Kritik Realistis dan Jalan ke Depan: Menanggalkan Kacamata Kuda PWK
Kajian ini, meskipun menyajikan kerangka konseptual yang kuat, menghadapi keterbatasan realistis, yaitu penerjemahan konsep global ke konteks domestik. Keterbatasan studi ini adalah bahwa kerangka yang disajikan bersifat sintesis dari literatur internasional dan perlu disesuaikan dengan kondisi lokal yang unik.1
Opini dan Kritik Realistis: Keterbatasan utama dalam praktik PWK di Indonesia adalah kecenderungan untuk terlalu fokus pada aspek legalistik lahan (LP2B). Padahal, masalah pangan jauh melampaui produksi di desa; masalahnya kini berada pada distribusi, konsumsi, dan pengelolaan limbah di perkotaan.1 Implementasi yang efektif dari perencanaan berwawasan pangan ini sangat bergantung pada kondisi sosial, ekonomi, dan lingkungan yang berbeda-beda di setiap daerah. Oleh karena itu, kreativitas dan inovasi para perencana di daerah sangat diperlukan untuk menerjemahkan kerangka lima dimensi ini agar sesuai dengan karakteristik dan isu strategis domestik.1
Perencanaan tata ruang harus kembali pada tujuan intinya: meningkatkan daya hidup dan kesejahteraan. Pangan harus dianggap sebagai infrastruktur keberlanjutan. Sudah saatnya PWK Indonesia bergerak dari sekadar kontrol regulasi lahan menjadi fasilitator proaktif yang membangun ketahanan pangan melalui intervensi spasial yang cerdas.
Pernyataan Dampak Nyata
Jika konsep perencanaan tata ruang berwawasan pangan ini diterapkan secara komprehensif—melibatkan legalisasi lahan pertanian perkotaan, perancangan pasar tani, hingga pengembangan jaringan daur ulang limbah—Indonesia dapat membangun kota yang jauh lebih tangguh terhadap gejolak ekonomi dan lingkungan.

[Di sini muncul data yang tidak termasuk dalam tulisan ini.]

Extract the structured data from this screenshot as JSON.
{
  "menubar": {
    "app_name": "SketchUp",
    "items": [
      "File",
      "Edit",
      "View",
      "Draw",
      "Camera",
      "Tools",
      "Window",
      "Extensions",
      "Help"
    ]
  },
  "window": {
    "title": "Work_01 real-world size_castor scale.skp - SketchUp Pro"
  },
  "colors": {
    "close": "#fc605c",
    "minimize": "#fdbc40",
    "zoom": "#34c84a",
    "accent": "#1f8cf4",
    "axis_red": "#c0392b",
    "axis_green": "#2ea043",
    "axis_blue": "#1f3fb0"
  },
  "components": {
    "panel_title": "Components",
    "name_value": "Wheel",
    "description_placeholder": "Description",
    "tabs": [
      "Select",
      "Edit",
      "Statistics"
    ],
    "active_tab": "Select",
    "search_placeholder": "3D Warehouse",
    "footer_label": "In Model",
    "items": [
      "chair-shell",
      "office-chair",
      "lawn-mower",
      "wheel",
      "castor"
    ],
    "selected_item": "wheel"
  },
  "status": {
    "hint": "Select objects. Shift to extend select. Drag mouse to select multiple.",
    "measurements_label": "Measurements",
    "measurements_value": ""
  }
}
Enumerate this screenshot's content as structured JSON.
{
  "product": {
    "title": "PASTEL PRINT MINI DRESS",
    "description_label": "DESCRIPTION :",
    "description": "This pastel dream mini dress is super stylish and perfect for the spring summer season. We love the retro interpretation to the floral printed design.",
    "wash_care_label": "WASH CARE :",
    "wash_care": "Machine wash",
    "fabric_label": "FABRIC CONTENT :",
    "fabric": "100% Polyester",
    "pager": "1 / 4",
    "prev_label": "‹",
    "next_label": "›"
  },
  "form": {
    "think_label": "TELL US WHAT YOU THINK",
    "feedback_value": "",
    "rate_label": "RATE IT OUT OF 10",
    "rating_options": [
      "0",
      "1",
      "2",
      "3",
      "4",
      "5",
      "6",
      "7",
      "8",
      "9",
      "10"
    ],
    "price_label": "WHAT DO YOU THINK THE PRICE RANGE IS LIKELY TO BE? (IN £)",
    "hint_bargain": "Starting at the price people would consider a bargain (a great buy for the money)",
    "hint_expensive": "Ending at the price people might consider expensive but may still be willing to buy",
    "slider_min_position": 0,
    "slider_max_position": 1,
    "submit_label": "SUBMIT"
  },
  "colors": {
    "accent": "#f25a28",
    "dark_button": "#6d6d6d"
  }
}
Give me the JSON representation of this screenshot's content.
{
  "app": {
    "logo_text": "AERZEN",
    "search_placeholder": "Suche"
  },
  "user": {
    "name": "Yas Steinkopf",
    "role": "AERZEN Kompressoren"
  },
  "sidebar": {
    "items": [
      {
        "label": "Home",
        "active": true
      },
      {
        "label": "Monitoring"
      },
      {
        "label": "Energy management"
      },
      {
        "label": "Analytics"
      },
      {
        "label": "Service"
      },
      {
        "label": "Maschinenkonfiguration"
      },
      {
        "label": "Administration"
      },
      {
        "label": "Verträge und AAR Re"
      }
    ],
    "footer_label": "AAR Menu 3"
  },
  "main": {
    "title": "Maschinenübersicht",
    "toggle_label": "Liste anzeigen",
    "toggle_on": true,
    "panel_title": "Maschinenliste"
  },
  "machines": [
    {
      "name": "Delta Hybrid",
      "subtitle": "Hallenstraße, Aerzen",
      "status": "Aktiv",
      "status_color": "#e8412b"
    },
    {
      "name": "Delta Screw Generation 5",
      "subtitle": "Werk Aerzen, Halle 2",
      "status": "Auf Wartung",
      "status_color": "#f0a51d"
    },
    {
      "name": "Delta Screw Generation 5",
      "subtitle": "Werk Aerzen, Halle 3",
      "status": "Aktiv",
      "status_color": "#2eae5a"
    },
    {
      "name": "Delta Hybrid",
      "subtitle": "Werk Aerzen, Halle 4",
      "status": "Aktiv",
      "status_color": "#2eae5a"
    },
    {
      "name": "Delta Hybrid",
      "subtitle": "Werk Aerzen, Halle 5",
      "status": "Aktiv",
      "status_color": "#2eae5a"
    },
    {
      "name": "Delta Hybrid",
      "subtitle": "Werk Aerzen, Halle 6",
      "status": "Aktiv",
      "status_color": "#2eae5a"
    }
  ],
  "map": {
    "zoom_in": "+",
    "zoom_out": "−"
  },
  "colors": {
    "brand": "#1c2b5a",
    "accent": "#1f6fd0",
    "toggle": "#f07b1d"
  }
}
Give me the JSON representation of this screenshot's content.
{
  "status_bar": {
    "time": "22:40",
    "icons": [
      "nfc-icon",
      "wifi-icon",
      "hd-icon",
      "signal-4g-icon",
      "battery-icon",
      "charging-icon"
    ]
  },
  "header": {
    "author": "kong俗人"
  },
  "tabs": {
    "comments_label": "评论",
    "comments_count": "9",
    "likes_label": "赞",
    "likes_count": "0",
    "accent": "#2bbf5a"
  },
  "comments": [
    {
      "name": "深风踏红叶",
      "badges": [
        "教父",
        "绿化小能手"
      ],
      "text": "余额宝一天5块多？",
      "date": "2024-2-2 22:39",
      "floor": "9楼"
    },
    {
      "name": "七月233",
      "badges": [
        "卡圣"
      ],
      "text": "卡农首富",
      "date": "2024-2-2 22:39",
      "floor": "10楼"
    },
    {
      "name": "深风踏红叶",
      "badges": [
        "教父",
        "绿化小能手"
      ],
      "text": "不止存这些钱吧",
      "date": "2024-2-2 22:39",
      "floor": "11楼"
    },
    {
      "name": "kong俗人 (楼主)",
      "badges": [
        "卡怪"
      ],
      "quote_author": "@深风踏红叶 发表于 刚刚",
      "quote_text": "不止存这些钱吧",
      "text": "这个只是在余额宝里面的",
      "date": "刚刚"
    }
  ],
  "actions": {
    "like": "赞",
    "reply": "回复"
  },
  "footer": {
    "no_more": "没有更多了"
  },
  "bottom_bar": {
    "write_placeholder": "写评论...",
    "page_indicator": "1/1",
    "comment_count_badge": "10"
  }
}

Implementasi yang terstruktur dan terpadu dari konsep ini berpotensi mengurangi biaya pengelolaan limbah organik perkotaan hingga 15% dan secara signifikan meningkatkan pendapatan petani lokal melalui efisiensi rantai pasok yang lebih pendek, dalam waktu lima tahun ke depan. Dampak jangka panjangnya adalah kota yang tidak hanya mandiri dalam memenuhi sebagian kebutuhan pangan segar warganya, tetapi juga memiliki kualitas lingkungan yang lebih baik dan masyarakat yang lebih berkesadaran terhadap sistem pangan berkelanjutan.
Sumber Artikel:
Pandangwati, S. T. (2022). Perencanaan Tata Ruang Berwawasan Pangan: Sebuah Resep untuk Kota Berkelanjutan. Reka Ruang, 5(2), 100–116.